The potential of speech technology to improve educational outcomes has been a topic of great interest in recent years. For example, automatic speech recognition (ASR) systems could be employed to provide kindergarten-aged children with real-time feedback on their literacy and pronunciation as they practice reading aloud. Within these systems, speaker identification (SID) technology could additionally be used to identify the user’s speaker characteristics in order to ensure that they receive age, language, and dialect-appropriate feedback. While these technologies are more established for well-represented groups in STEM (ie. able-bodied, adult, first-language speakers of mainstream dialects), they give much worse performance for underrepresented groups (young children, speakers of non-mainstream dialects, people with speech-related disabilities, etc.). This work focuses on improving speech technology performance for children’s speech and African American English (AAE) dialect speech with the goal of creating more equitable outcomes in early education. The contributions of this work span three primary areas: 1) Dialect identification and density scoring, 2) data augmentation for speech recognition, and 3) Natural Language Processing for fair and inclusive automatic speech assessment.

First, we create a robust system for dialect identification of African American English for both children and adult's speech. This system aims to take an input utterance from a speaker of either African American English or Mainstream American English and determine which of the two dialects the utterance belongs. The system fuses features from paralinguistics, self-supervised learning representations, automatic speech recognition system outputs, prosodic contours, and other descriptors of the speech signal in order to learn a mapping from the input acoustic information to a dialect classification decision. We further explore this architecture in automatic dialect density estimation, a task we create and develop. In dialect density scoring, we train a system to automatically predict a speaker's frequency of usage of dialect-specific patterns. This information can then be passed to a speech recognition system for more dialect-informed processing.

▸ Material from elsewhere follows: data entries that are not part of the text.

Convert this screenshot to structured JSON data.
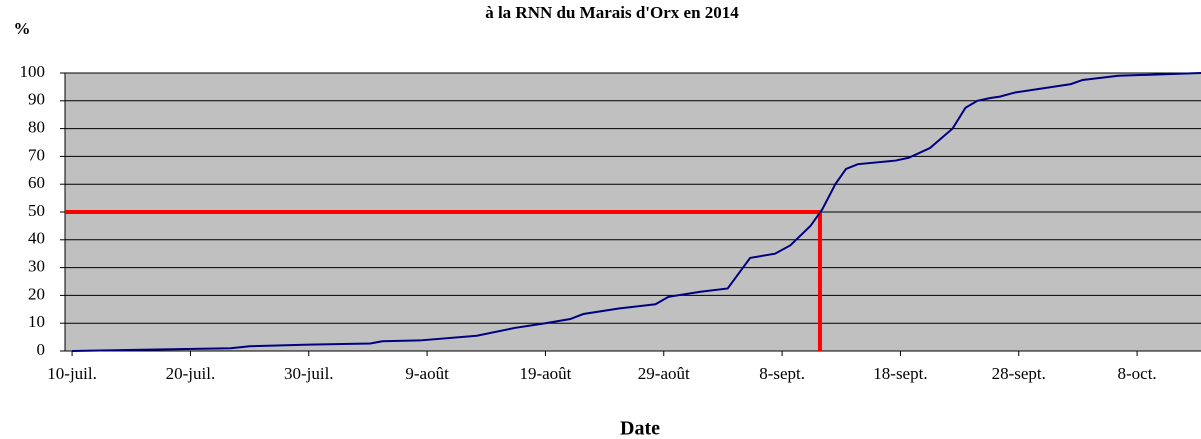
{
  "chart_data": {
    "type": "line",
    "title": "à la RNN du Marais d'Orx en 2014",
    "ylabel": "%",
    "xlabel": "Date",
    "x": [
      0,
      13.4,
      15,
      20,
      25.2,
      26.2,
      29.4,
      34.2,
      37.4,
      40,
      42.1,
      43.2,
      46.2,
      49.3,
      50.4,
      53.1,
      55.4,
      57.3,
      59.4,
      60.7,
      62.4,
      63.4,
      64.5,
      65.4,
      66.4,
      69.6,
      70.7,
      72.5,
      74.4,
      75.5,
      76.5,
      77.6,
      78.4,
      79.7,
      84.4,
      85.4,
      88.4,
      95.4
    ],
    "series": [
      {
        "name": "%",
        "color": "#000080",
        "values": [
          0,
          1,
          1.7,
          2.3,
          2.7,
          3.5,
          3.8,
          5.5,
          8.3,
          10,
          11.5,
          13.3,
          15.3,
          16.8,
          19.5,
          21.3,
          22.5,
          33.5,
          35,
          38,
          45,
          51,
          60,
          65.5,
          67.2,
          68.5,
          69.5,
          73,
          80,
          87.5,
          90,
          91,
          91.5,
          93,
          96,
          97.5,
          99,
          100
        ]
      }
    ],
    "xlim": [
      -0.6,
      95.4
    ],
    "xticks": [
      {
        "value": 0,
        "label": "10-juil."
      },
      {
        "value": 10,
        "label": "20-juil."
      },
      {
        "value": 20,
        "label": "30-juil."
      },
      {
        "value": 30,
        "label": "9-août"
      },
      {
        "value": 40,
        "label": "19-août"
      },
      {
        "value": 50,
        "label": "29-août"
      },
      {
        "value": 60,
        "label": "8-sept."
      },
      {
        "value": 70,
        "label": "18-sept."
      },
      {
        "value": 80,
        "label": "28-sept."
      },
      {
        "value": 90,
        "label": "8-oct."
      }
    ],
    "ylim": [
      0,
      100
    ],
    "yticks": [
      0,
      10,
      20,
      30,
      40,
      50,
      60,
      70,
      80,
      90,
      100
    ],
    "grid": true,
    "reference": {
      "x": 63.2,
      "y": 50,
      "color": "#ff0000"
    }
  }
}
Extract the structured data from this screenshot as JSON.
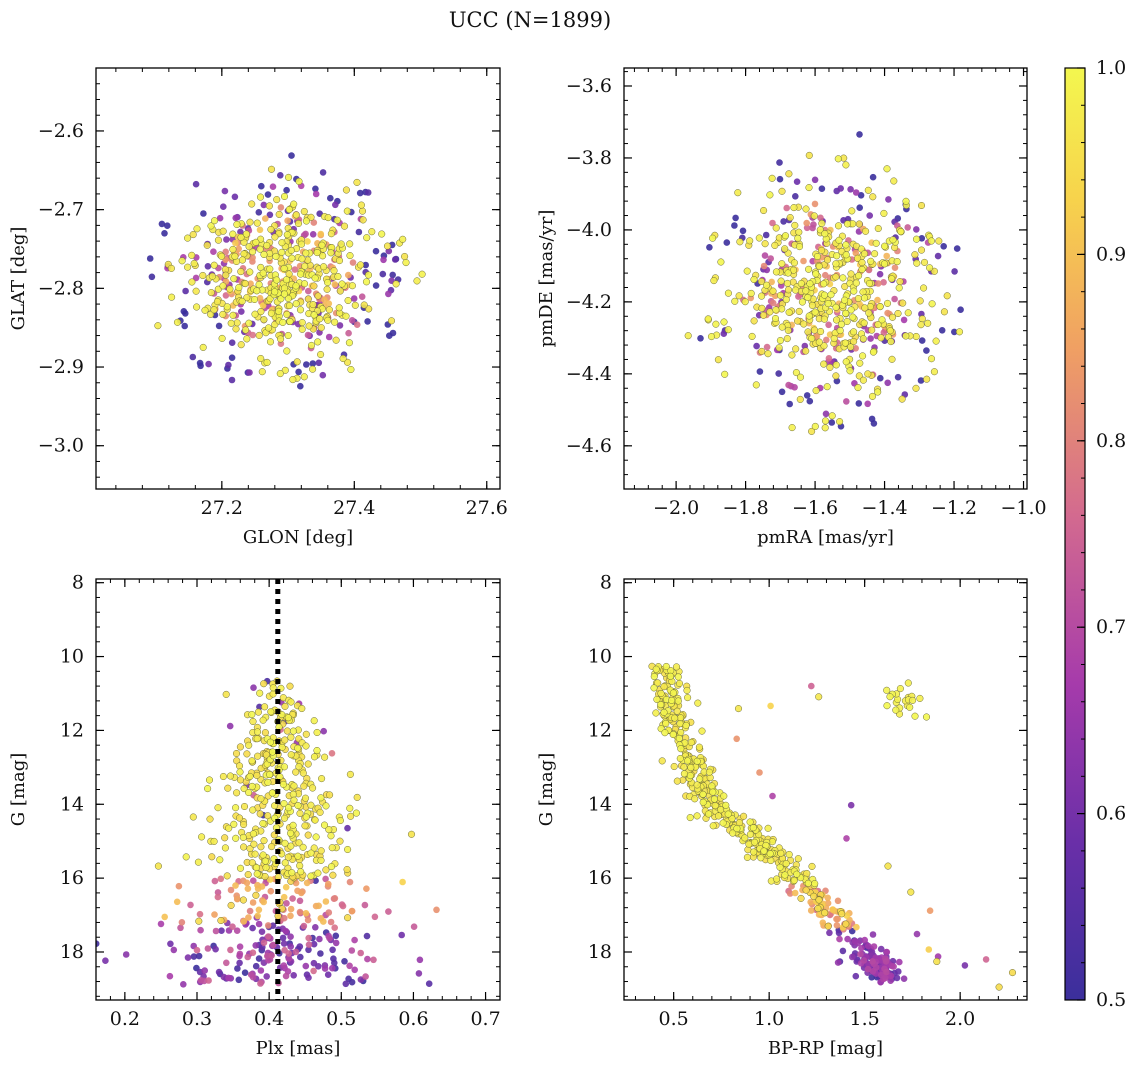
{
  "figure": {
    "title": "UCC (N=1899)"
  },
  "colorbar": {
    "range": [
      0.5,
      1.0
    ],
    "ticks": [
      0.5,
      0.6,
      0.7,
      0.8,
      0.9,
      1.0
    ],
    "tick_labels": [
      "0.5",
      "0.6",
      "0.7",
      "0.8",
      "0.9",
      "1.0"
    ],
    "colormap": "plasma",
    "stops": [
      "#3b2f9c",
      "#6a2fa8",
      "#a63bab",
      "#d36a8f",
      "#f0a063",
      "#f7d34c",
      "#f3f74f"
    ]
  },
  "chart_data": [
    {
      "id": "glon-glat",
      "type": "scatter",
      "title": "",
      "xlabel": "GLON [deg]",
      "ylabel": "GLAT [deg]",
      "xlim": [
        27.01,
        27.62
      ],
      "ylim": [
        -3.055,
        -2.52
      ],
      "y_inverted": false,
      "xticks": [
        27.2,
        27.4,
        27.6
      ],
      "xtick_labels": [
        "27.2",
        "27.4",
        "27.6"
      ],
      "yticks": [
        -2.6,
        -2.7,
        -2.8,
        -2.9,
        -3.0
      ],
      "ytick_labels": [
        "−2.6",
        "−2.7",
        "−2.8",
        "−2.9",
        "−3.0"
      ],
      "cluster": {
        "x_center": 27.29,
        "x_spread": 0.09,
        "y_center": -2.785,
        "y_spread": 0.062
      },
      "reference_line": null
    },
    {
      "id": "pmra-pmde",
      "type": "scatter",
      "title": "",
      "xlabel": "pmRA [mas/yr]",
      "ylabel": "pmDE [mas/yr]",
      "xlim": [
        -2.15,
        -0.99
      ],
      "ylim": [
        -4.72,
        -3.55
      ],
      "y_inverted": false,
      "xticks": [
        -2.0,
        -1.8,
        -1.6,
        -1.4,
        -1.2,
        -1.0
      ],
      "xtick_labels": [
        "−2.0",
        "−1.8",
        "−1.6",
        "−1.4",
        "−1.2",
        "−1.0"
      ],
      "yticks": [
        -3.6,
        -3.8,
        -4.0,
        -4.2,
        -4.4,
        -4.6
      ],
      "ytick_labels": [
        "−3.6",
        "−3.8",
        "−4.0",
        "−4.2",
        "−4.4",
        "−4.6"
      ],
      "cluster": {
        "x_center": -1.55,
        "x_spread": 0.17,
        "y_center": -4.17,
        "y_spread": 0.17
      },
      "reference_line": null
    },
    {
      "id": "plx-g",
      "type": "scatter",
      "title": "",
      "xlabel": "Plx [mas]",
      "ylabel": "G [mag]",
      "xlim": [
        0.16,
        0.72
      ],
      "ylim": [
        7.9,
        19.3
      ],
      "y_inverted": true,
      "xticks": [
        0.2,
        0.3,
        0.4,
        0.5,
        0.6,
        0.7
      ],
      "xtick_labels": [
        "0.2",
        "0.3",
        "0.4",
        "0.5",
        "0.6",
        "0.7"
      ],
      "yticks": [
        8,
        10,
        12,
        14,
        16,
        18
      ],
      "ytick_labels": [
        "8",
        "10",
        "12",
        "14",
        "16",
        "18"
      ],
      "cluster": {
        "x_center": 0.412,
        "x_spread": 0.06,
        "y_min": 10.5,
        "y_max": 18.9
      },
      "reference_line": {
        "axis": "x",
        "value": 0.412,
        "style": "dotted"
      }
    },
    {
      "id": "bprp-g",
      "type": "scatter",
      "title": "",
      "xlabel": "BP-RP [mag]",
      "ylabel": "G [mag]",
      "xlim": [
        0.24,
        2.35
      ],
      "ylim": [
        7.9,
        19.3
      ],
      "y_inverted": true,
      "xticks": [
        0.5,
        1.0,
        1.5,
        2.0
      ],
      "xtick_labels": [
        "0.5",
        "1.0",
        "1.5",
        "2.0"
      ],
      "yticks": [
        8,
        10,
        12,
        14,
        16,
        18
      ],
      "ytick_labels": [
        "8",
        "10",
        "12",
        "14",
        "16",
        "18"
      ],
      "sequence": {
        "main_sequence": [
          [
            0.45,
            10.4
          ],
          [
            0.55,
            12.5
          ],
          [
            0.7,
            14.0
          ],
          [
            1.0,
            15.3
          ],
          [
            1.3,
            16.8
          ],
          [
            1.55,
            18.3
          ],
          [
            1.6,
            18.6
          ]
        ],
        "red_clump": {
          "x_center": 1.72,
          "y_center": 11.2
        }
      },
      "reference_line": null
    }
  ]
}
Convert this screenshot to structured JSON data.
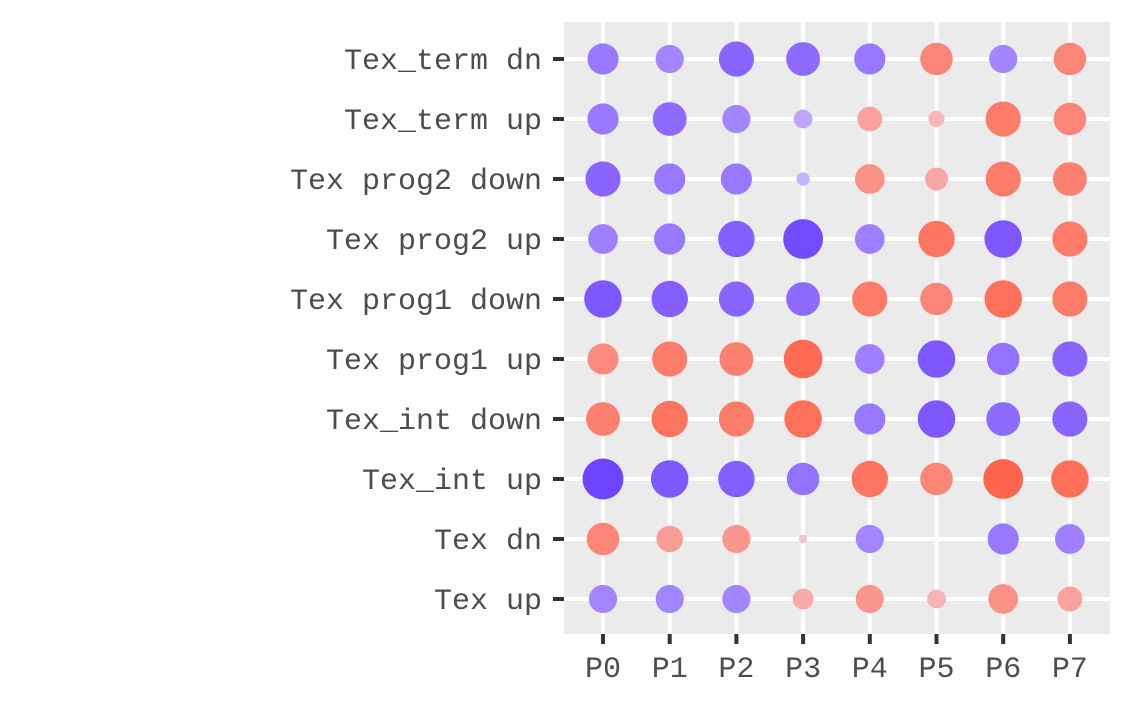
{
  "chart_data": {
    "type": "scatter",
    "subtype": "dot-matrix (bubble grid)",
    "title": "",
    "xlabel": "",
    "ylabel": "",
    "x_categories": [
      "P0",
      "P1",
      "P2",
      "P3",
      "P4",
      "P5",
      "P6",
      "P7"
    ],
    "y_categories": [
      "Tex_term dn",
      "Tex_term up",
      "Tex prog2 down",
      "Tex prog2 up",
      "Tex prog1 down",
      "Tex prog1 up",
      "Tex_int down",
      "Tex_int up",
      "Tex dn",
      "Tex up"
    ],
    "value_note": "color: blue/purple = negative, orange/red = positive; size = magnitude (normalized 0-1)",
    "rows": [
      {
        "label": "Tex_term dn",
        "values": [
          -0.55,
          -0.45,
          -0.7,
          -0.65,
          -0.55,
          0.6,
          -0.45,
          0.6
        ]
      },
      {
        "label": "Tex_term up",
        "values": [
          -0.55,
          -0.65,
          -0.45,
          -0.2,
          0.35,
          0.15,
          0.7,
          0.6
        ]
      },
      {
        "label": "Tex prog2 down",
        "values": [
          -0.7,
          -0.55,
          -0.55,
          -0.1,
          0.5,
          0.3,
          0.7,
          0.65
        ]
      },
      {
        "label": "Tex prog2 up",
        "values": [
          -0.5,
          -0.55,
          -0.75,
          -0.9,
          -0.5,
          0.75,
          -0.8,
          0.7
        ]
      },
      {
        "label": "Tex prog1 down",
        "values": [
          -0.8,
          -0.75,
          -0.7,
          -0.65,
          0.7,
          0.6,
          0.8,
          0.7
        ]
      },
      {
        "label": "Tex prog1 up",
        "values": [
          0.55,
          0.7,
          0.65,
          0.85,
          -0.5,
          -0.8,
          -0.6,
          -0.7
        ]
      },
      {
        "label": "Tex_int down",
        "values": [
          0.65,
          0.75,
          0.7,
          0.8,
          -0.55,
          -0.8,
          -0.65,
          -0.7
        ]
      },
      {
        "label": "Tex_int up",
        "values": [
          -0.95,
          -0.8,
          -0.75,
          -0.6,
          0.75,
          0.6,
          0.9,
          0.8
        ]
      },
      {
        "label": "Tex dn",
        "values": [
          0.6,
          0.4,
          0.45,
          0.04,
          -0.45,
          0.0,
          -0.55,
          -0.5
        ]
      },
      {
        "label": "Tex up",
        "values": [
          -0.45,
          -0.45,
          -0.45,
          0.25,
          0.45,
          0.2,
          0.5,
          0.35
        ]
      }
    ],
    "colors": {
      "panel_background": "#ebebeb",
      "grid": "#ffffff",
      "negative": "#6a3dff",
      "positive": "#ff5a3d",
      "neutral": "#f2ecff",
      "tick_text": "#4d4d4d",
      "tick_mark": "#333333"
    },
    "grid": true,
    "legend": "none"
  }
}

Second, we develop a data augmentation algorithm to improve zero-shot and few-shot speech recognition of low-resource dialects. The algorithm, named LPCAugment, deconstructs an input speech signal into a source and filter representation using linear predictive coding (LPC) analysis. The poles of the filter representation can then be perturbed independently of the source representation in order to model formant shifts that may be seen across accents and dialects. We use this perturbation method to artificially generate speech samples with shifted formant locations to serve as additional training data for a speech recognition system. This speech recognition system is then evaluated on children's speech for child speakers of a Southern California dialect and child speakers of an Atlanta, Georgia, area dialect.

Third, we explore automatic analysis and scoring of speech recognition transcripts for educational assessments. Given information about a student's spoken dialect and automatically generated transcripts of their oral response to an assessment prompt, we train a system to automatically grade the quality of the response with respect to a pre-determined criterion. This system uses language modeling and spoken information retrieval to identify key features in the spoken response and holistically decide if the response aligns with the grading criteria. Combined, the steps in this work form a framework for inclusive spoken language understanding technology that can be used to perform provide students with dialect-appropriate language training or language assessment.